In 2017, Sprint tried to push the Virgin brand upscale by dropping Android phones and selling only iPhones. It was a disaster. The company has been mostly quiet since.

Why Pai?

Before Virgin’s ruinous 2017, a far more ominous figure appeared in its circle of influence, Ajit Pai. President Donald Trump put Pai in charge of the FCC after taking office. Pai is a business-friendly, consumer-hostile leader and his aim has been clear from Day One: be the deregulating champion his business buddies want.

Mere months after taking office, Pai proposed to strike down the net neutrality laws enacted by the Obama-era FCC. The FCC received some 20 million comments on the matter, though the majority appear to have been filed by bots. Despite a large public outcry, Pai moved forward with the move and nixed net neutrality in June 2018. The move emboldened companies such as AT&T and Verizon Wireless to raise prices and generally act in their own best interests rather than those of their customers.

Sprint and T-Mobile filed their merger application one week after the FCC revoked net neutrality laws.

Then Sprint and T-Mobile dropped the merger bomb. The official application landed just one week after the FCC revoked net neutrality laws.

AT&T and Verizon Wireless each hold a little more than one-third of the US market for wireless services, with Sprint and T-Mobile each holding a portion of the remaining third. Sprint and T-Mobile argue that they need to merge in order to compete with the two market leaders. While the merger makes sense for them, it does not make sense for consumers, which will see reduced choice in the market.

A Dish best served cold

Virgin Mobile USA isn’t dying entirely. Sprint will push Virgin’s customers into its Boost Mobile prepaid brand. That means those customers won’t lose service immediately. But the future of Boost Mobile itself is unknown.
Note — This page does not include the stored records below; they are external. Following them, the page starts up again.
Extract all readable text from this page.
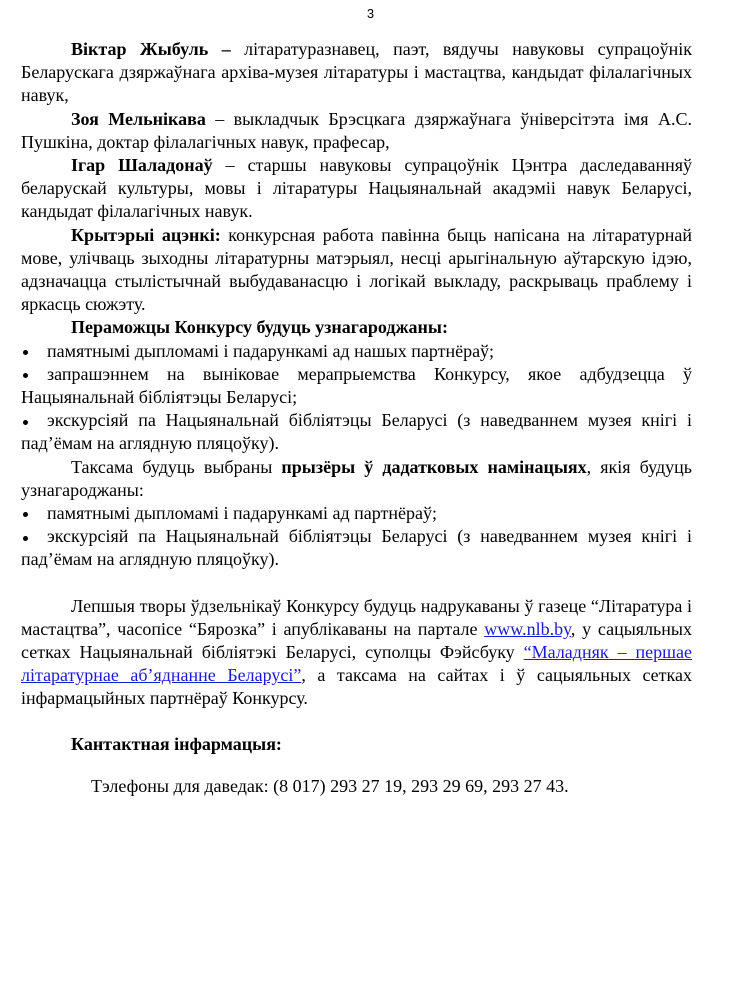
3

Віктар Жыбуль – літаратуразнавец, паэт, вядучы навуковы супрацоўнік Беларускага дзяржаўнага архіва-музея літаратуры і мастацтва, кандыдат філалагічных навук,

Зоя Мельнікава – выкладчык Брэсцкага дзяржаўнага ўніверсітэта імя А.С. Пушкіна, доктар філалагічных навук, прафесар,

Ігар Шаладонаў – старшы навуковы супрацоўнік Цэнтра даследаванняў беларускай культуры, мовы і літаратуры Нацыянальнай акадэміі навук Беларусі, кандыдат філалагічных навук.

Крытэрыі ацэнкі: конкурсная работа павінна быць напісана на літаратурнай мове, улічваць зыходны літаратурны матэрыял, несці арыгінальную аўтарскую ідэю, адзначацца стылістычнай выбудаванасцю і логікай выкладу, раскрываць праблему і яркасць сюжэту.

Пераможцы Конкурсу будуць узнагароджаны:

памятнымі дыпломамі і падарункамі ад нашых партнёраў;

запрашэннем на выніковае мерапрыемства Конкурсу, якое адбудзецца ў Нацыянальнай бібліятэцы Беларусі;

экскурсіяй па Нацыянальнай бібліятэцы Беларусі (з наведваннем музея кнігі і пад’ёмам на аглядную пляцоўку).

Таксама будуць выбраны прызёры ў дадатковых намінацыях, якія будуць узнагароджаны:

памятнымі дыпломамі і падарункамі ад партнёраў;

экскурсіяй па Нацыянальнай бібліятэцы Беларусі (з наведваннем музея кнігі і пад’ёмам на аглядную пляцоўку).

Лепшыя творы ўдзельнікаў Конкурсу будуць надрукаваны ў газеце “Літаратура і мастацтва”, часопісе “Бярозка” і апублікаваны на партале www.nlb.by, у сацыяльных сетках Нацыянальнай бібліятэкі Беларусі, суполцы Фэйсбуку “Маладняк – першае літаратурнае аб’яднанне Беларусі”, а таксама на сайтах і ў сацыяльных сетках інфармацыйных партнёраў Конкурсу.

Кантактная інфармацыя:

Тэлефоны для даведак: (8 017) 293 27 19, 293 29 69, 293 27 43.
Last summer, Sprint and T-Mobile struck a deal to sell Boost Mobile to Dish networks, which is run by Charlie Ergen. The idea is fairly simple: sell off Boost in order to create the illusion of a fourth carrier to appease regulators. It worked. The FTC and the FCC approved Sprint’s plan to merge with T-Mobile.

MVNOs brought a sense of hope and innovation to the market.

Why is Boost’s sale to Dish a problem? Dish has been sitting on massive swathes of spectrum for a decade or so without putting it to use, despite a legal requirement that it do so. Dish has never actually run a wireless business. It’s hard to say how Boost will fair under Dish leadership. If all these deals go through, Boost Mobile and Virgin Mobile USA’s customers may be the ones left with a bad taste in their collective mouths.

“Sprint’s prepaid strategy used to be about creating different brands to target different consumer segments,” said Avi Greengart, chief analyst at Techsponential. “The consolidation of those brands appears to be driven by cost containment.”

All of this reduces consumer choice, and, to me at least, sounds the death knell for what was one of the most interesting aspects of the wireless business: MVNOs. MVNO’s were often plucky startups with wide eyes and big visions. Most of them failed, but they brought a sense of hope and innovation to the market, which feels increasingly cold as a consumer.